Le mandataire financier est tenu d’ouvrir un compte bancaire unique destiné à retracer l’intégralité des flux financiers réalisés pendant la durée de la campagne. L’article L. 52-6 précise que l’intitulé de ce compte doit expressément mentionner la fonction de mandataire ainsi que le nom du candidat pour lequel il agit. Cette formalité impérative vise à assurer la traçabilité des recettes et à permettre une vérification rigoureuse de la licéité des fonds utilisés par les candidats. L’absence d’un tel support bancaire empêche l’organe de contrôle de s’assurer de l’équilibre du compte ainsi que de la réalité des dépenses engagées.

B. La validation du rejet pour violation d’une formalité substantielle

Le juge constitutionnel constate que le mandataire n’a ouvert aucun compte, ce qui constitue une « violation des dispositions du deuxième alinéa » prévues par le législateur. Puisque cette circonstance matérielle est parfaitement établie, le Conseil affirme que c’est « à bon droit » que le compte de campagne a été rejeté. Le respect de ces règles de forme est essentiel pour garantir la sincérité du scrutin et éviter tout risque de dissimulation de ressources occultes. La décision de rejet apparaît ainsi comme la conséquence inévitable d’une omission qui altère profondément la transparence attendue de chaque prétendant à la députation.

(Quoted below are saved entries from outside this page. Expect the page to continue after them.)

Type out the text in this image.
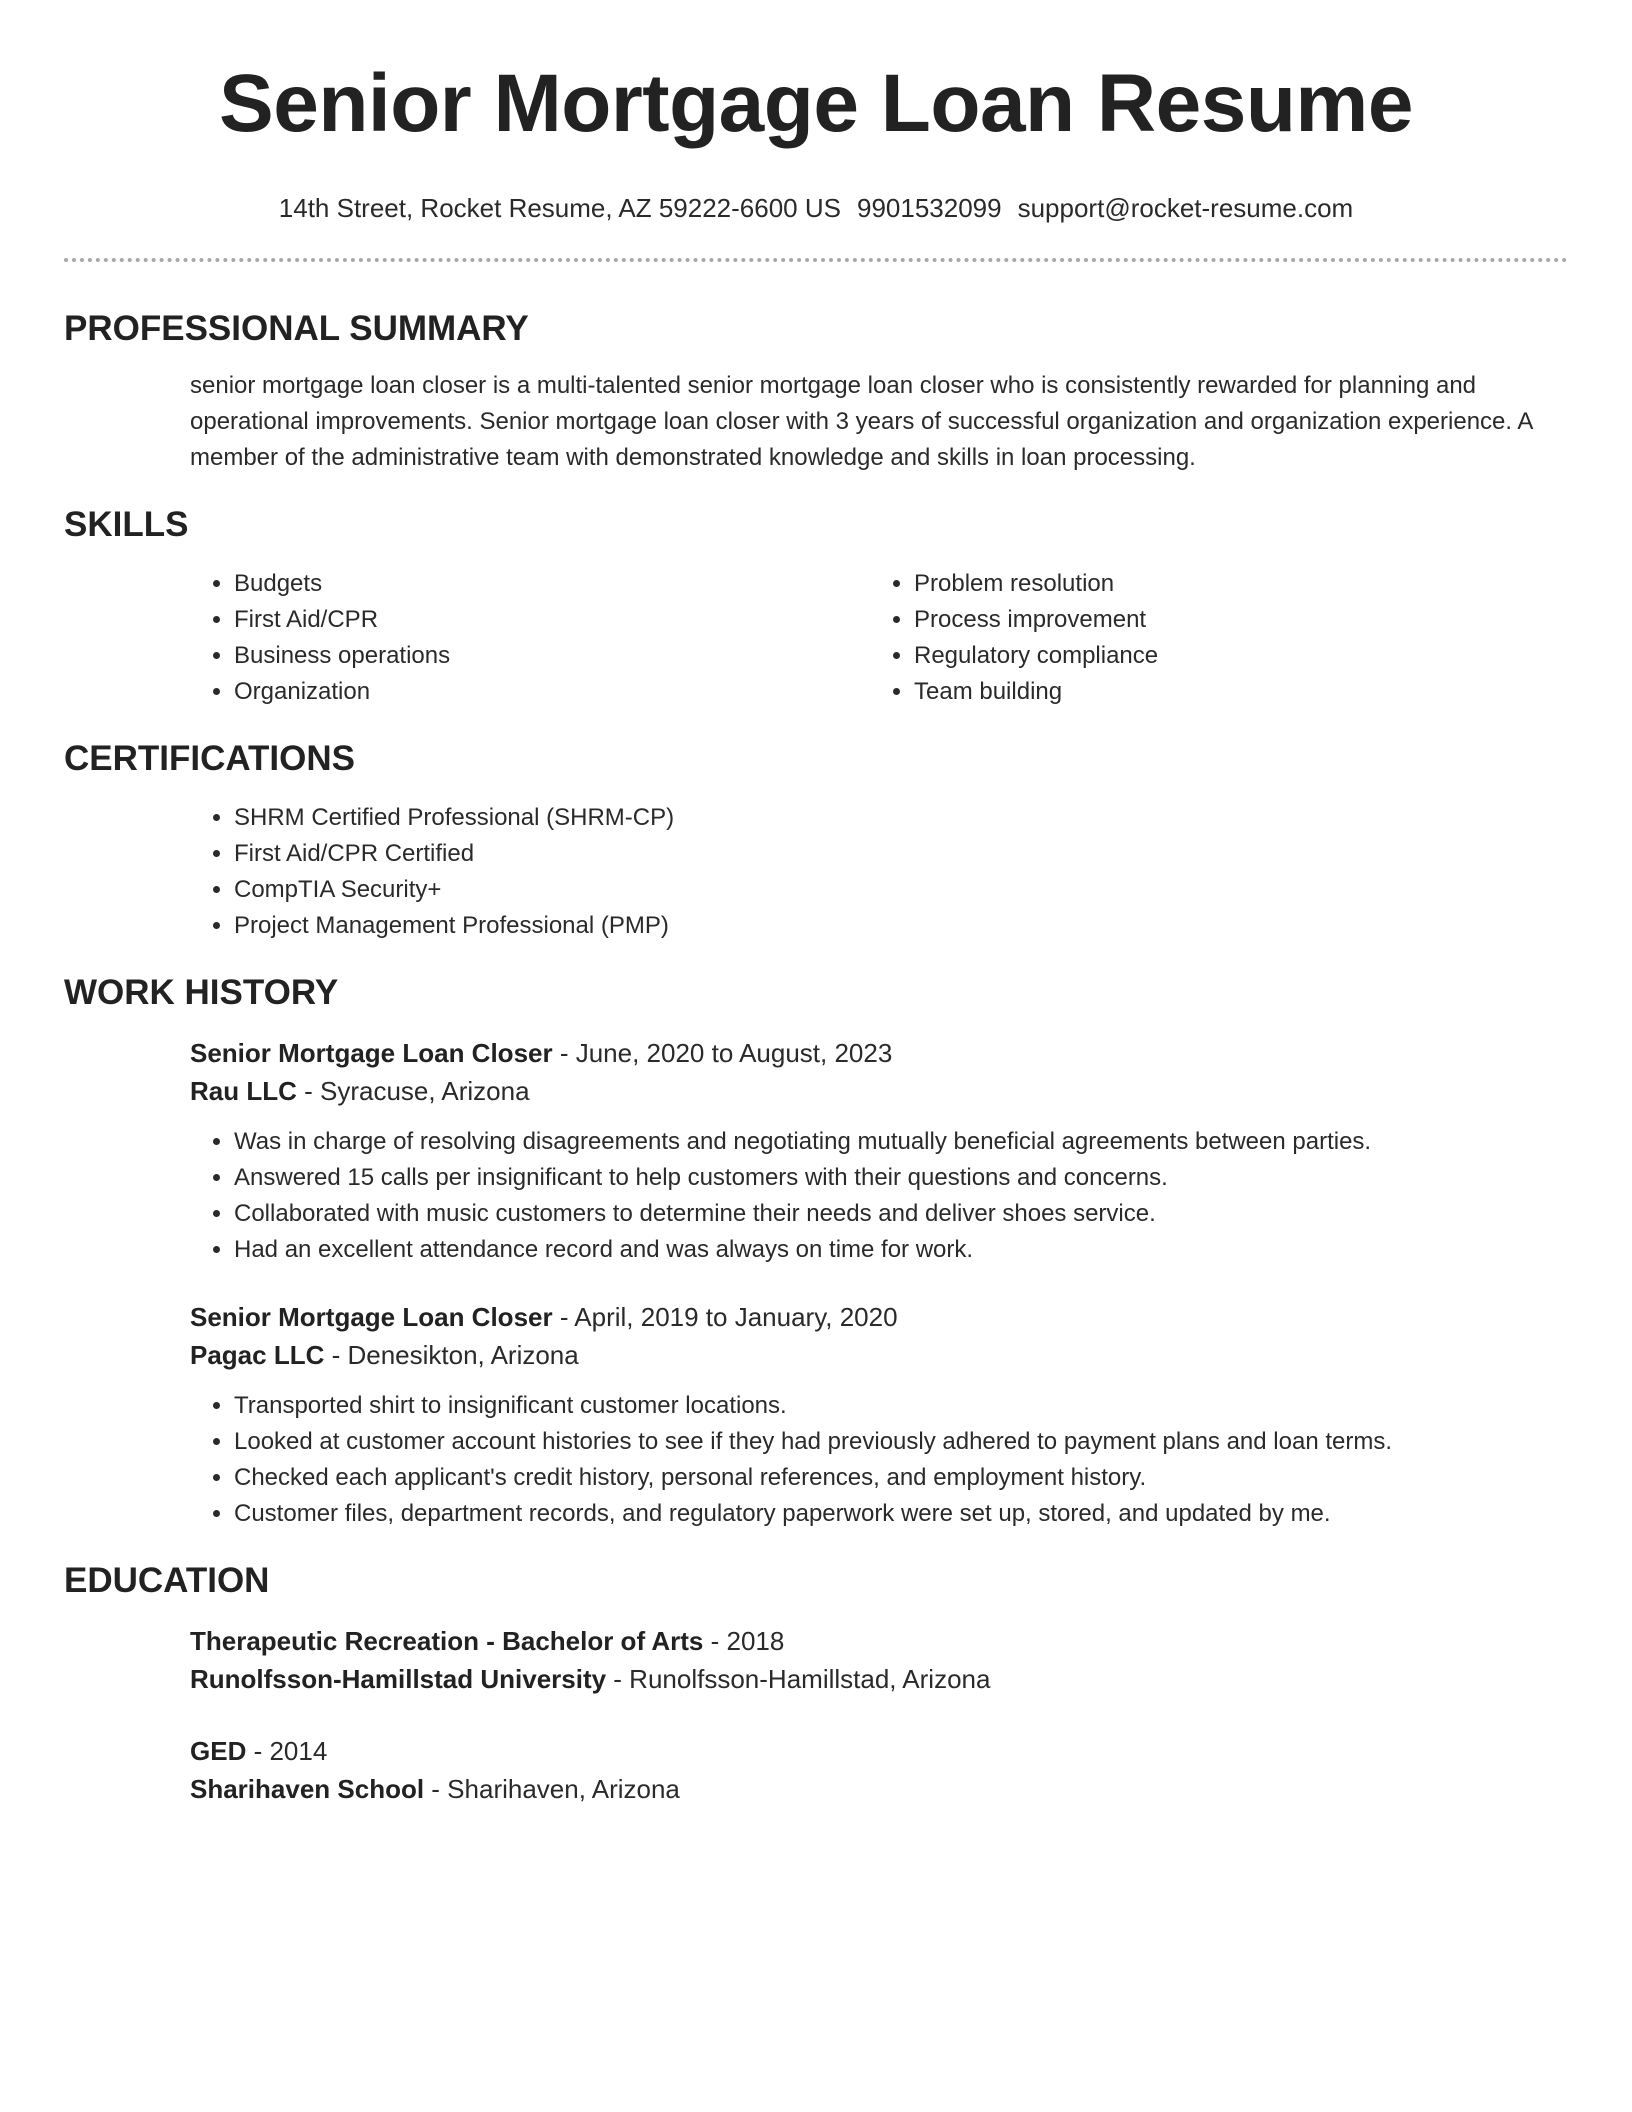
Senior Mortgage Loan Resume
14th Street, Rocket Resume, AZ 59222-6600 US 9901532099 support@rocket-resume.com
PROFESSIONAL SUMMARY

senior mortgage loan closer is a multi-talented senior mortgage loan closer who is consistently rewarded for planning and operational improvements. Senior mortgage loan closer with 3 years of successful organization and organization experience. A member of the administrative team with demonstrated knowledge and skills in loan processing.

SKILLS
• Budgets
• First Aid/CPR
• Business operations
• Organization
• Problem resolution
• Process improvement
• Regulatory compliance
• Team building
CERTIFICATIONS
• SHRM Certified Professional (SHRM-CP)
• First Aid/CPR Certified
• CompTIA Security+
• Project Management Professional (PMP)
WORK HISTORY

Senior Mortgage Loan Closer - June, 2020 to August, 2023

Rau LLC - Syracuse, Arizona

• Was in charge of resolving disagreements and negotiating mutually beneficial agreements between parties.
• Answered 15 calls per insignificant to help customers with their questions and concerns.
• Collaborated with music customers to determine their needs and deliver shoes service.
• Had an excellent attendance record and was always on time for work.

Senior Mortgage Loan Closer - April, 2019 to January, 2020

Pagac LLC - Denesikton, Arizona

• Transported shirt to insignificant customer locations.
• Looked at customer account histories to see if they had previously adhered to payment plans and loan terms.
• Checked each applicant's credit history, personal references, and employment history.
• Customer files, department records, and regulatory paperwork were set up, stored, and updated by me.
EDUCATION

Therapeutic Recreation - Bachelor of Arts - 2018

Runolfsson-Hamillstad University - Runolfsson-Hamillstad, Arizona

GED - 2014

Sharihaven School - Sharihaven, Arizona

II. La sanction de l’inéligibilité proportionnée à la gravité du manquement

A. La caractérisation d’une faute d’une particulière gravité

L’article L.O. 136-1 dispose que le juge peut déclarer inéligible un candidat en cas de volonté de fraude ou de manquement d’une particulière gravité. Le Conseil retient ici une « particulière gravité du manquement » à une règle dont le candidat ne pouvait décidément pas ignorer la portée juridique fondamentale. La gravité est caractérisée car l’absence de compte dédié fait obstacle à tout contrôle effectif de la commission sur la régularité des opérations financières. Bien que la fraude ne soit pas explicitement mentionnée, la négligence commise suffit à justifier une mesure d’éloignement de la vie politique nationale.

B. L’application d’une interdiction temporaire de solliciter les suffrages

Le juge déclare le candidat inéligible à tout mandat pour une durée d’un an, cette période débutant à compter de la notification de la décision. Cette sanction vise à réprimer un manquement aux règles de probité et à prévenir la réitération de comportements négligents lors des futurs scrutins législatifs. La mesure garantit l’égalité entre les citoyens devant la loi électorale en imposant une rigueur identique à l’ensemble des acteurs de la compétition politique. Cette jurisprudence confirme la volonté du juge constitutionnel de faire respecter strictement le cadre financier qui conditionne la validité de toute élection démocratique.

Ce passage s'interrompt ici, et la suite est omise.